Revaloriser la compensation des internes au regard de leur charge de travail et de leur utilité publique.

1

Une charge de travail considérable

Les internes assurent une part importante du fonctionnement quotidien des hôpitaux, souvent sur des plages horaires longues et des gardes éprouvantes. Leur rémunération paraît faible au regard des responsabilités cliniques qu'ils exercent et du niveau d'études déjà atteint. Mieux les payer reviendrait à reconnaître une contribution réelle, et non seulement un statut d'apprenti.

2

Attractivité et fidélisation

Une meilleure compensation pourrait aider à retenir de jeunes médecins tentés par l'épuisement, la reconversion ou l'exercice à l'étranger. Dans un contexte de tensions sur l'offre de soins, chaque praticien formé qui reste dans le système public a une valeur élevée. La rémunération est l'un des leviers les plus directs pour soutenir cet engagement.

3

Qualité et sécurité des soins

Des conditions matérielles plus dignes peuvent réduire la fatigue, le stress financier et les arbitrages contraints qui pèsent sur les internes. Un professionnel moins précarisé est généralement plus disponible et plus attentif au patient. L'enjeu dépasse la justice individuelle : il touche à la fiabilité de la chaîne de soins.

Nuance & verdict

La contribution des internes au système hospitalier justifie un examen sérieux de leur rémunération, d'autant qu'elle touche à l'attractivité d'une profession sous tension.

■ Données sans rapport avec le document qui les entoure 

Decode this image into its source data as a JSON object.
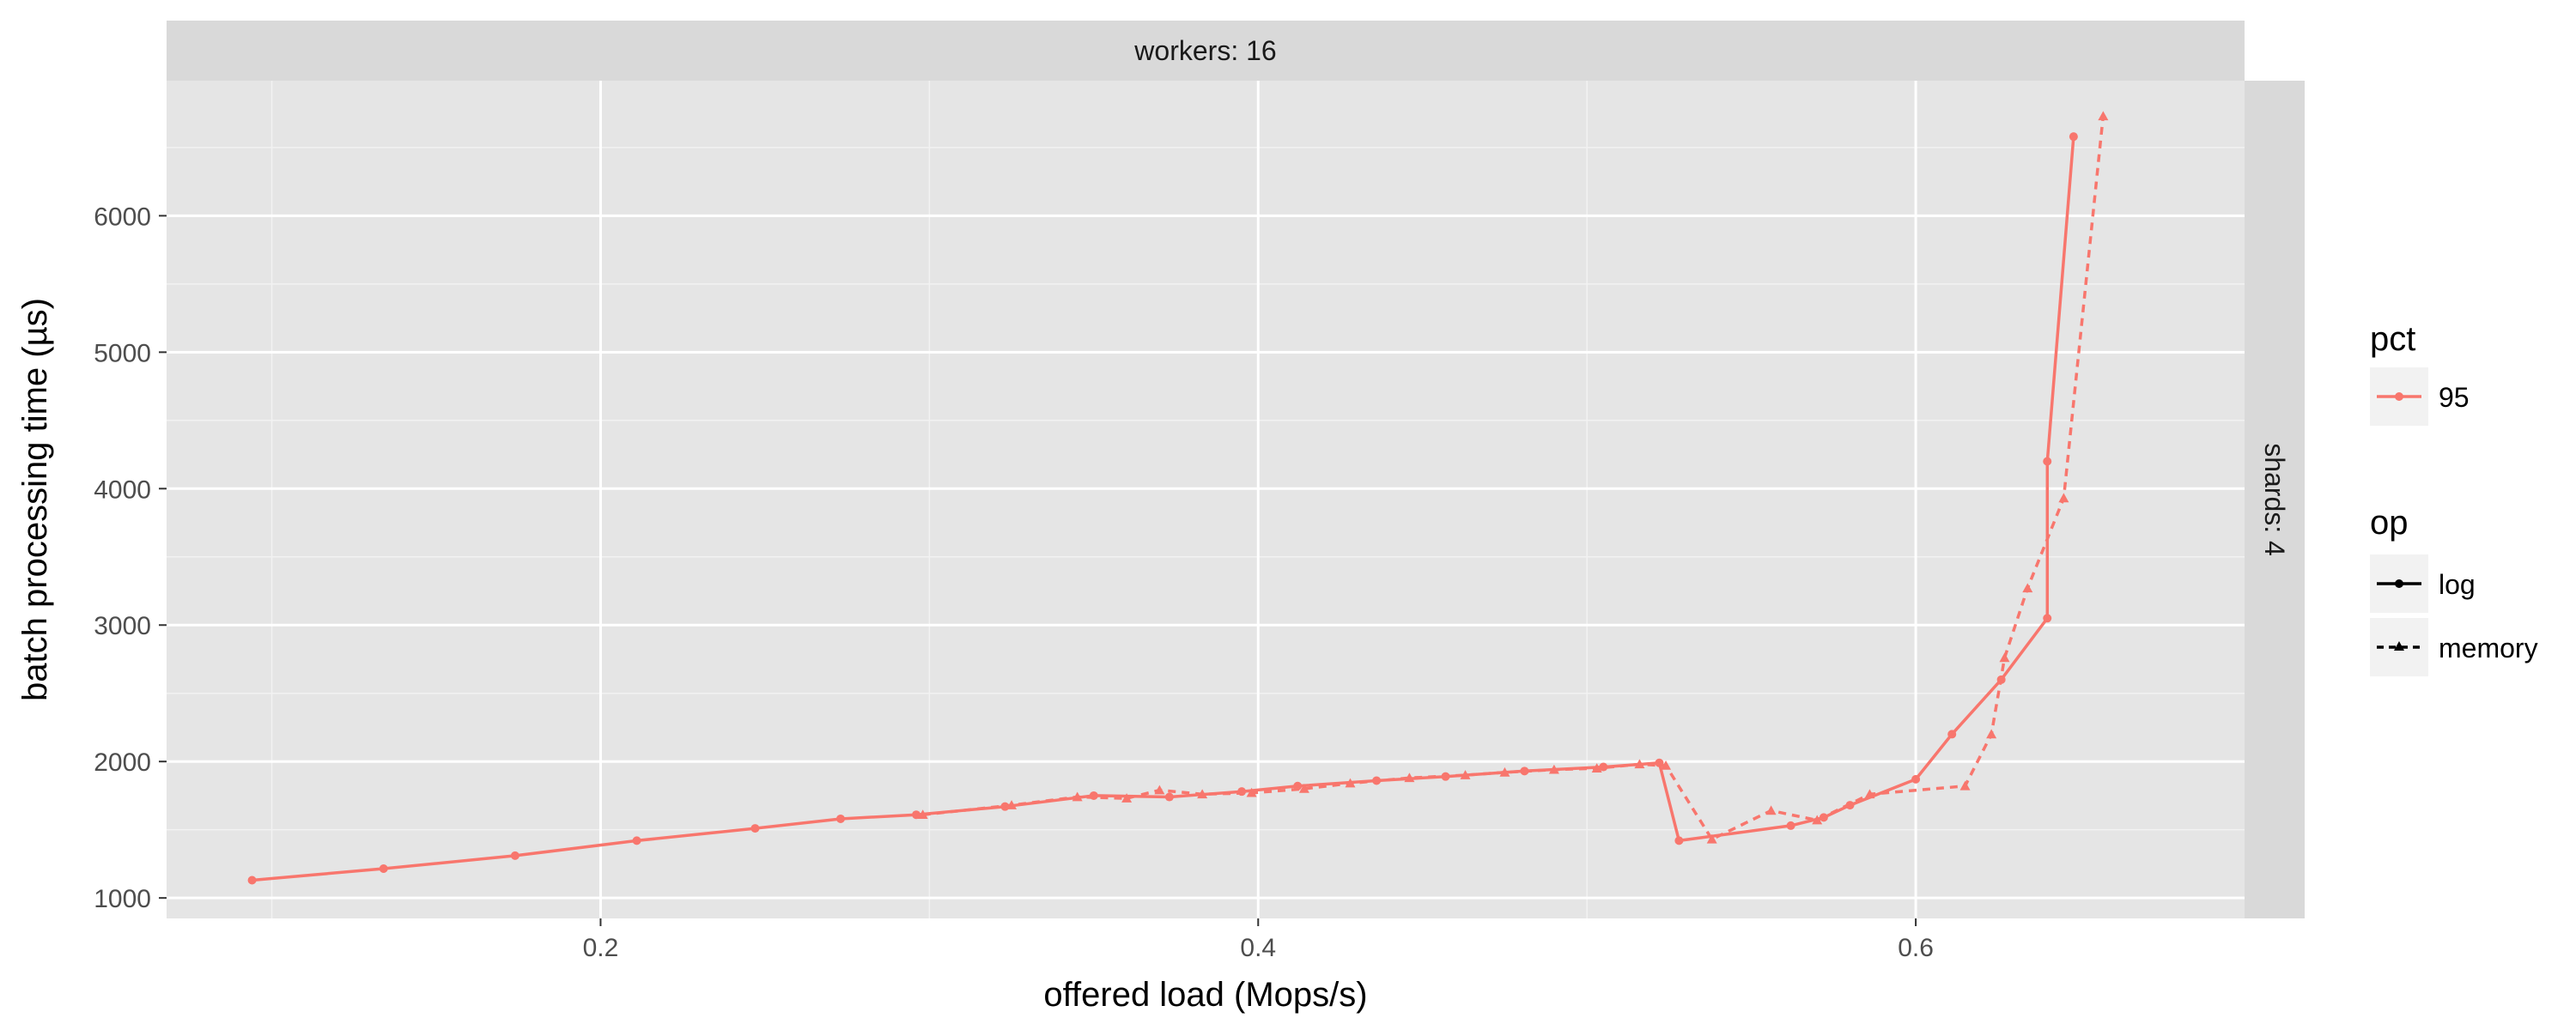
{
  "chart_data": {
    "type": "line",
    "facet": {
      "column_strip": "workers: 16",
      "row_strip": "shards: 4"
    },
    "xlabel": "offered load (Mops/s)",
    "ylabel": "batch processing time (µs)",
    "xticks": [
      0.2,
      0.4,
      0.6
    ],
    "xtick_labels": [
      "0.2",
      "0.4",
      "0.6"
    ],
    "yticks": [
      1000,
      2000,
      3000,
      4000,
      5000,
      6000
    ],
    "ytick_labels": [
      "1000",
      "2000",
      "3000",
      "4000",
      "5000",
      "6000"
    ],
    "xlim": [
      0.068,
      0.7
    ],
    "ylim": [
      850,
      6990
    ],
    "grid": true,
    "legend": {
      "placement": "right",
      "pct_title": "pct",
      "pct_entries": [
        "95"
      ],
      "op_title": "op",
      "op_entries": [
        "log",
        "memory"
      ]
    },
    "series": [
      {
        "name": "log",
        "color": "#f8766d",
        "linestyle": "solid",
        "marker": "circle",
        "x": [
          0.094,
          0.134,
          0.174,
          0.211,
          0.247,
          0.273,
          0.296,
          0.323,
          0.35,
          0.373,
          0.395,
          0.412,
          0.436,
          0.457,
          0.481,
          0.505,
          0.522,
          0.528,
          0.562,
          0.572,
          0.58,
          0.6,
          0.611,
          0.626,
          0.64,
          0.64,
          0.648
        ],
        "y": [
          1130,
          1215,
          1310,
          1420,
          1510,
          1580,
          1610,
          1670,
          1750,
          1740,
          1780,
          1820,
          1860,
          1890,
          1930,
          1960,
          1990,
          1420,
          1530,
          1590,
          1680,
          1870,
          2200,
          2600,
          3050,
          4200,
          6580
        ]
      },
      {
        "name": "memory",
        "color": "#f8766d",
        "linestyle": "dashed",
        "marker": "triangle",
        "x": [
          0.298,
          0.325,
          0.345,
          0.36,
          0.37,
          0.383,
          0.398,
          0.414,
          0.428,
          0.446,
          0.463,
          0.475,
          0.49,
          0.503,
          0.516,
          0.524,
          0.538,
          0.556,
          0.57,
          0.586,
          0.615,
          0.623,
          0.627,
          0.634,
          0.645,
          0.657
        ],
        "y": [
          1610,
          1680,
          1740,
          1730,
          1790,
          1760,
          1770,
          1800,
          1840,
          1880,
          1900,
          1920,
          1940,
          1950,
          1980,
          1970,
          1430,
          1640,
          1570,
          1760,
          1820,
          2200,
          2760,
          3270,
          3930,
          6730
        ]
      }
    ]
  }
}
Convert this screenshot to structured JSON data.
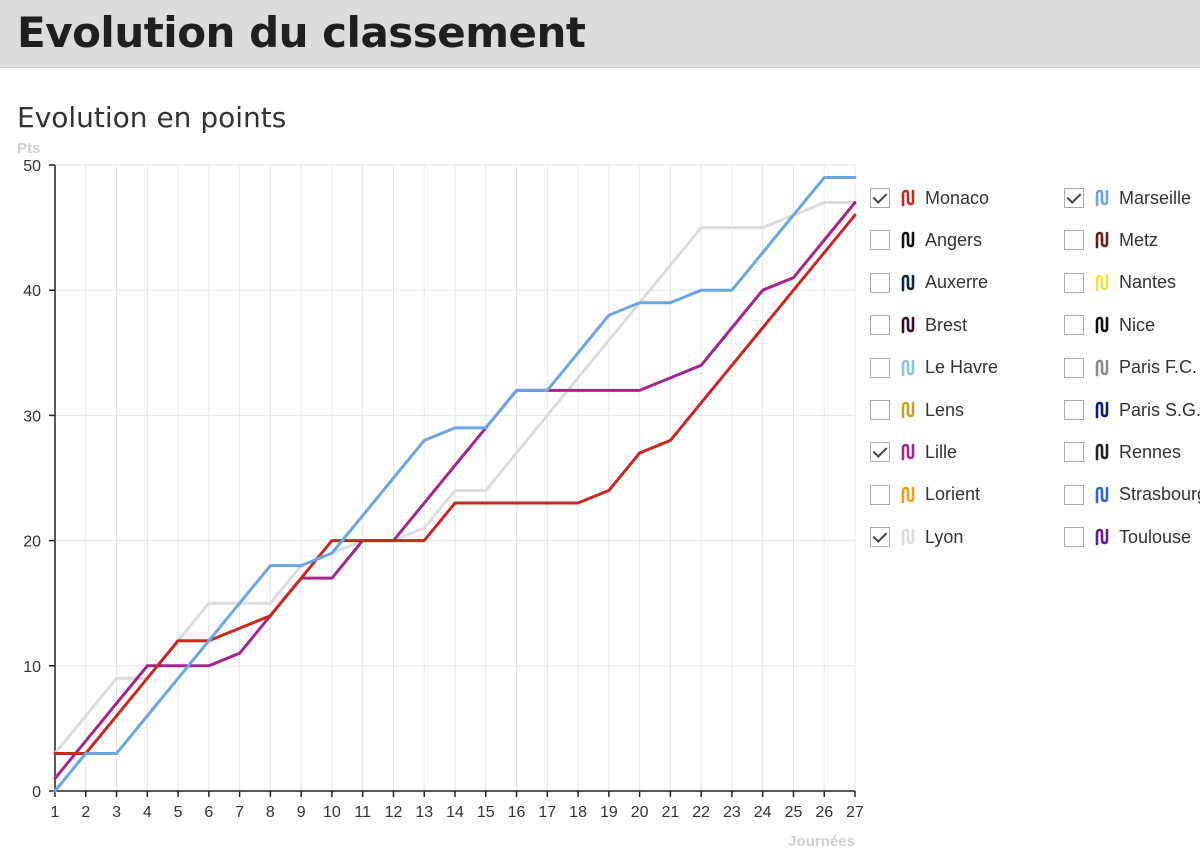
{
  "header": {
    "title": "Evolution du classement"
  },
  "chart_data": {
    "type": "line",
    "title": "Evolution en points",
    "ylabel": "Pts",
    "xlabel": "Journées",
    "ylim": [
      0,
      50
    ],
    "yticks": [
      0,
      10,
      20,
      30,
      40,
      50
    ],
    "x": [
      1,
      2,
      3,
      4,
      5,
      6,
      7,
      8,
      9,
      10,
      11,
      12,
      13,
      14,
      15,
      16,
      17,
      18,
      19,
      20,
      21,
      22,
      23,
      24,
      25,
      26,
      27
    ],
    "grid": true,
    "series": [
      {
        "name": "Lyon",
        "color": "#dcdcdc",
        "values": [
          3,
          6,
          9,
          9,
          12,
          15,
          15,
          15,
          18,
          19,
          20,
          20,
          21,
          24,
          24,
          27,
          30,
          33,
          36,
          39,
          42,
          45,
          45,
          45,
          46,
          47,
          47
        ]
      },
      {
        "name": "Lille",
        "color": "#a3268c",
        "values": [
          1,
          4,
          7,
          10,
          10,
          10,
          11,
          14,
          17,
          17,
          20,
          20,
          23,
          26,
          29,
          32,
          32,
          32,
          32,
          32,
          33,
          34,
          37,
          40,
          41,
          44,
          47
        ]
      },
      {
        "name": "Monaco",
        "color": "#c8281e",
        "values": [
          3,
          3,
          6,
          9,
          12,
          12,
          13,
          14,
          17,
          20,
          20,
          20,
          20,
          23,
          23,
          23,
          23,
          23,
          24,
          27,
          28,
          31,
          34,
          37,
          40,
          43,
          46
        ]
      },
      {
        "name": "Marseille",
        "color": "#6aa6e2",
        "values": [
          0,
          3,
          3,
          6,
          9,
          12,
          15,
          18,
          18,
          19,
          22,
          25,
          28,
          29,
          29,
          32,
          32,
          35,
          38,
          39,
          39,
          40,
          40,
          43,
          46,
          49,
          49
        ]
      }
    ]
  },
  "legend": {
    "left": [
      {
        "name": "Monaco",
        "color": "#c8281e",
        "checked": true
      },
      {
        "name": "Angers",
        "color": "#111111",
        "checked": false
      },
      {
        "name": "Auxerre",
        "color": "#0e2a3a",
        "checked": false
      },
      {
        "name": "Brest",
        "color": "#3b0a2a",
        "checked": false
      },
      {
        "name": "Le Havre",
        "color": "#8cc5e0",
        "checked": false
      },
      {
        "name": "Lens",
        "color": "#c9a227",
        "checked": false
      },
      {
        "name": "Lille",
        "color": "#a3268c",
        "checked": true
      },
      {
        "name": "Lorient",
        "color": "#f0a020",
        "checked": false
      },
      {
        "name": "Lyon",
        "color": "#dcdcdc",
        "checked": true
      }
    ],
    "right": [
      {
        "name": "Marseille",
        "color": "#6aa6e2",
        "checked": true
      },
      {
        "name": "Metz",
        "color": "#6b1e14",
        "checked": false
      },
      {
        "name": "Nantes",
        "color": "#e8e23a",
        "checked": false
      },
      {
        "name": "Nice",
        "color": "#111111",
        "checked": false
      },
      {
        "name": "Paris F.C.",
        "color": "#8a8a8a",
        "checked": false
      },
      {
        "name": "Paris S.G.",
        "color": "#0a1a7a",
        "checked": false
      },
      {
        "name": "Rennes",
        "color": "#222222",
        "checked": false
      },
      {
        "name": "Strasbourg",
        "color": "#2a6ad0",
        "checked": false
      },
      {
        "name": "Toulouse",
        "color": "#6a1a8a",
        "checked": false
      }
    ]
  }
}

Mais une hausse isolée, sans financement identifié ni clarification du statut, risque de déplacer le problème plutôt que de le résoudre. Une approche raisonnable consisterait à coupler une revalorisation ciblée avec une réflexion sur l'organisation des gardes et l'encadrement. L'objectif devrait être de reconnaître le travail réel tout en préservant la cohérence de la formation. C'est moins une question de générosité que de soutenabilité du service public de santé.